The last visualization tool I’ll explore is perhaps the most obvious one – Application Express (APEX.) To create a stacked bar chart similar to the ones above…

Create a new Region
  • Under Identification
    • Set Title – Active Sessions
    • Set Type – Chart
  • Under Attributes
    • Under Chart, Set Type – Bar
    • Under Appearance, Set Stacked – Yes
    • Under Settings, Set Time Axis Type – Enabled
  • Under Series
    • Under Source, Set Type – SQL Query (query is below)
    • Under Column Mapping
      • Set Series Name – ACTIVITY
      • Set Label – SAMPLE_TIME
      • Set Value – CNT
    • Under Appearance, Set Color – &COLOR.

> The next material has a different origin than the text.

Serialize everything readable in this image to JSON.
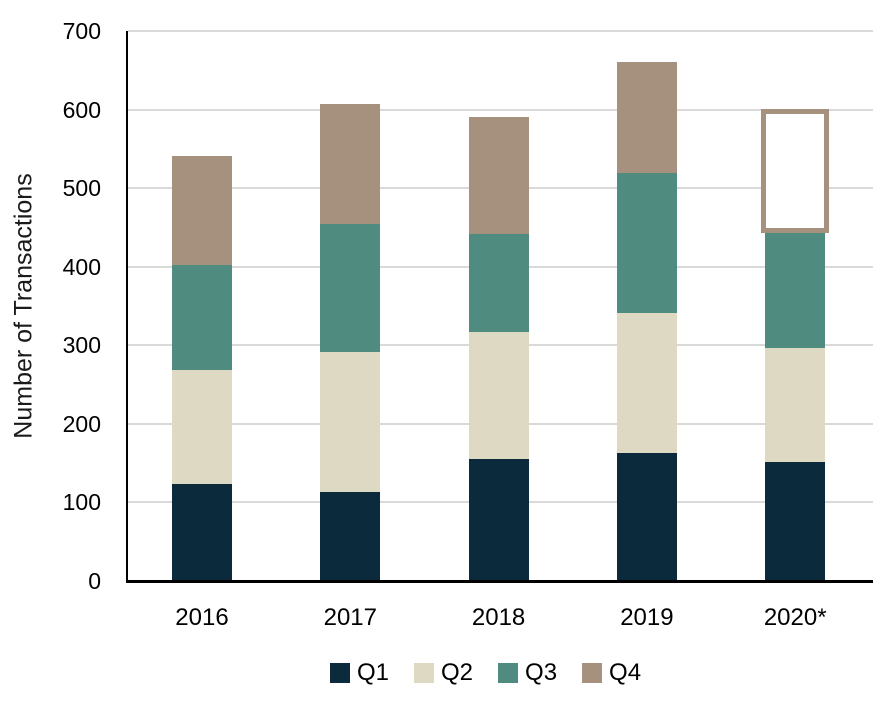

In addition to the settings above, we’ll also need to add the SQL query in the Series Source. Below is the same query used in the R example, except I’ve also added a color attribute.

  SELECT sample_time,
         activity,
         color,
         COUNT(*) cnt
    FROM (SELECT sample_time,
                 CASE
                     WHEN session_state = 'ON CPU'
                     THEN
                         'ON CPU'
                     WHEN wait_class IN ('Concurrency',
                                         'System I/O',
                                         'User I/O',
                                         'Configuration',
                                         'Application',
                                         'Commit',
                                         'Queueing',
                                         'Network',
                                         'Administrative',
                                         'Cluster',
                                         'Scheduler')
                     THEN
                         wait_class
                     ELSE
                         'Other'
                 END activity,
                 CASE
                     WHEN session_state = 'ON CPU' THEN '#04CE04'
                     WHEN wait_class = 'Concurrency' THEN '#8E1B04'
                     WHEN wait_class = 'System I/O' THEN '#0499F4'
                     WHEN wait_class = 'User I/O' THEN '#084AD4'
                     WHEN wait_class = 'Configuration' THEN '#5B460D'
                     WHEN wait_class = 'Application' THEN '#C72D04'
                     WHEN wait_class = 'Commit' THEN '#E46A04'
                     WHEN wait_class = 'Queueing' THEN '#C5B79A'
                     WHEN wait_class = 'Network' THEN '#9C9376'
                     WHEN wait_class = 'Administrative' THEN '#707251'
                     WHEN wait_class = 'Cluster' THEN '#CCC3AE'
                     WHEN wait_class = 'Scheduler' THEN '#CCFECC'
                     ELSE '#F56CA9'
                 END color
            FROM dba_hist_active_sess_history
           WHERE sample_time >= TIMESTAMP '2018-09-15 13:00:00'
             AND sample_time < TIMESTAMP '2018-09-15 13:30:00')
GROUP BY sample_time, activity, color

Running the page with the chart region defined as above produced the following chart. Unfortunately, the options for defining the stacking order are limited to sorting by value or label. Thus, it’s not possible (using just the APEX native options) to guarantee the APEX chart will stack the same way as the R or Googlechart variations. It might be possible with some custom java script to manipulate the underlying JET attributes; but I have not explored that route. The overall effect though, even with the current limitations is still quite similar to the other tools.

Hopefully these examples will help you in digging into your own ASH data and maybe give a little head start into exploring some new tools. I welcome any suggestions, corrections, or additions to any of the methods above.

While all of these examples have hard-coded date ranges, I hope the code arrangement provides a solid framework to parameterize within your own environment and tools. As always, questions and comments are welcome.